Total returns rose to 3.3% over the period, compared with 2.3% the quarter before, the latest Scotland Property Quarterly report from CBRE has found.
The improving performance means total returns came in at 7.3% for 2013, well ahead of the 1% recorded in 2012, with the quarter four showing the strongest since the first quarter of 2010.
The report suggests the findings indicate the economic recovery has "firmer foundations and is more sustainable". However it notes that while the commercial property sector in Scotland has started to close the gap on the UK as a whole, "Scottish property continues to underperform".
The UK commercial property sector produced total returns of more than 10% in the year to the end of December, CBRE said.
Aileen Knox, senior director at CBRE (Scotland), also cautioned that, in spite of positive growth in estimated retail values (ERV) across the retail, office and industrial sectors, the growth was "still limited to specific locations and for those properties which are considered to be at the prime end of the market".
Ms Knox noted 2013 had seen a notable increase in the volume of commercial property transactions, with the £1.78 billion booked "a significant increase on 2012 and higher than any year since 2007".
Nearly half of the transactions by value took place in the fourth quarter, which saw significant rises in office and retail deals.
Retail saw the largest volume increase at £742 million, compared with £233m the year before. The sales of Aberdeen's Bon Accord and St Nicholas Shopping Centres and Glasgow's St Enoch Centre accounted for about half of the total.
On a city-by-city basis, the commercial property sector in Aberdeen continued to outperform Glasgow and Edinburgh. Its lead was most marked in the industrial and office sectors, where it produced annual total returns of 16.7% and 15.5% respectively.
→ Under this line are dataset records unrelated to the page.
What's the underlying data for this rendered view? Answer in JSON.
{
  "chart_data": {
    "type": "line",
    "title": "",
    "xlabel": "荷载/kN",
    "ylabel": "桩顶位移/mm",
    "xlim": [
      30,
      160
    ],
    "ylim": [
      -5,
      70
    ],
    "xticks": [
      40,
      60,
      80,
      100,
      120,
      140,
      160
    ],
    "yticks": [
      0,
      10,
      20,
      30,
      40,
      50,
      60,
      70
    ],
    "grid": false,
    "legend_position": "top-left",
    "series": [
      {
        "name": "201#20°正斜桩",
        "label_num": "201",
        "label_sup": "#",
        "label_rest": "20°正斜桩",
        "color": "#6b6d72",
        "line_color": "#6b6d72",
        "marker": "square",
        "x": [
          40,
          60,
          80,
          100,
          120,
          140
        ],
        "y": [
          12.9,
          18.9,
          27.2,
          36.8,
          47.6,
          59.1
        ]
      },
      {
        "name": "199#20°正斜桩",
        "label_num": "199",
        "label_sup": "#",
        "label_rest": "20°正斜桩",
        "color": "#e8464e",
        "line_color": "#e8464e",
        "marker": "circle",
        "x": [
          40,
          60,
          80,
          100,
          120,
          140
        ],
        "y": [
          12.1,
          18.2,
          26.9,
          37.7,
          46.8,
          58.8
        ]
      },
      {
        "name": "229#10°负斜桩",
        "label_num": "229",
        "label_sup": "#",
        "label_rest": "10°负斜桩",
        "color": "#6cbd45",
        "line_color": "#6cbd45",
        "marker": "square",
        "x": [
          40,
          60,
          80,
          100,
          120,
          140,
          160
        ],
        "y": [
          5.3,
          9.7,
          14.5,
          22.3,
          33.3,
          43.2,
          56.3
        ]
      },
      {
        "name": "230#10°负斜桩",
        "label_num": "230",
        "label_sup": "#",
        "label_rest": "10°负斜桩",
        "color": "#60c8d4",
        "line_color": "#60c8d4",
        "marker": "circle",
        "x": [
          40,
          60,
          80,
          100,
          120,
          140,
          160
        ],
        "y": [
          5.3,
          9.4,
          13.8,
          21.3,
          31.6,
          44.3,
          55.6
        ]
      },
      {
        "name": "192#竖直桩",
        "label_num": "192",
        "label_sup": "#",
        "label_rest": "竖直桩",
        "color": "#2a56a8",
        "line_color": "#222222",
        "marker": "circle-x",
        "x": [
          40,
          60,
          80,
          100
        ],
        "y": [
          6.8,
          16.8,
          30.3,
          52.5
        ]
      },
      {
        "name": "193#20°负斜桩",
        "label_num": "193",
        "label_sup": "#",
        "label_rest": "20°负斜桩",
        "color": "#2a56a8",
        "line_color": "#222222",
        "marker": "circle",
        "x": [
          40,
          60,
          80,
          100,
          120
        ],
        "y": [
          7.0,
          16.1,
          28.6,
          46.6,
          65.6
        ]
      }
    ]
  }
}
The report said the findings chimed with the long-standing trend for stronger returns in the city, driven by strong occupier demand, low levels of supply and the high price of oil.
However, it suggested that Edinburgh and Glasgow were beginning to catch up. Edinburgh offices recorded annual total return of 11.6%, while the industrial sector in Scotland's two biggest cities delivered yearly returns of 8.4%. It means Glasgow and Edinburgh were the only two other cities to outperform the all-property Scottish total return.
Ms Knox said: "The survey data included in our Q4 report is generally positive, with favourable improvements in the Bank of Scotland's PMI (purchasing managers' index) indicators between December 2013 and January 2014, levels of unemployment continuing to fall and GDP data available for Q3 showing that Scottish GDP grew by 0.7%.
"However, whilst retail sales for the UK fared well last year, the retail sales data for Scotland has been more disappointing with like-for-like sales falling over the 12-month period between December 2012 and December 2013."